PLATTSBURGH - During the March 11 city Common Council meeting, councilors voted unanimously to instituting a tobacco-free policy in all 17 parks and beaches in the city of Plattsburgh.
The policy is one adopted with the help of three organizations - the City of Plattsburgh Recreation Department, Adirondack Tobacco Free Network and Colleges for Change.
"Tobacco-free policies for beaches, parks, recreation areas are important for a number of reasons," explained Karen Derusha, a representative of the Adirondack Tobacco Free Network. "One, is second-hand smoke issues. Another is tobacco litter. And, the other thing that's really important is the modeling of behaviors for children."
Linda LaFave, program coordinator for Colleges for Change, said 4.5 trillion cigarette butts are littered across the world every year.
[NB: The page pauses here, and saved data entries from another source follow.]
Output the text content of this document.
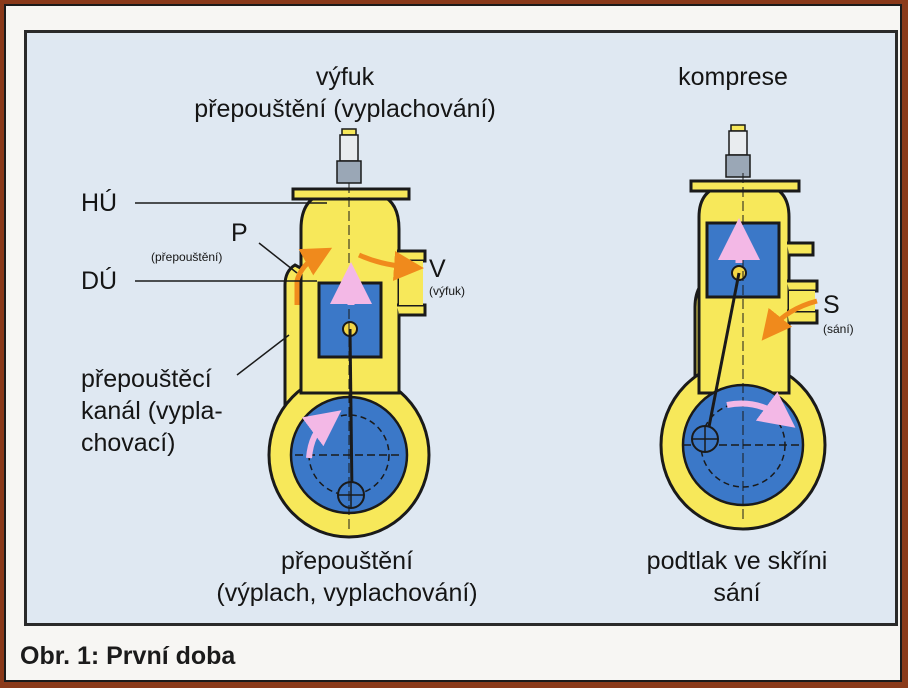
výfuk
přepouštění (vyplachování)
HÚ
P
(přepouštění)
DÚ	V
(výfuk)
přepouštěcí
kanál (vypla-
chovací)
přepouštění
(výplach, vyplachování)
komprese
S
(sání)
podtlak ve skříni
sání
Obr. 1: První doba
"Those filters ... are made out of plastic and that's why they aren't biodegradable," she said. "All those chemicals can leech out of that filter and get into the water system."
The chemicals create other problems for the environment as well.
"There are studies that show how detrimental [cigarettes are] to wild life," Derusha said. "There are studies that have shown that fish will actually eat those, birds will eat them, dogs will eat them, and children will sometimes."
The passing of the policy is something recreation department superintendent Steve Peters was happy to see.
"I think more than anything, it's symbolic of the direction most people want the city to go in," he said. "Hopefully, it will clean up some of the cigarette butts and the trash that we have lying around. It'll take a little time to do that, but ... we'll see a difference eventually."
To begin the process, LaFave is working with the State University of New York at Plattsburgh.
"All 16 fraternities and sororities are going to go out and actually clean up the parks," she said.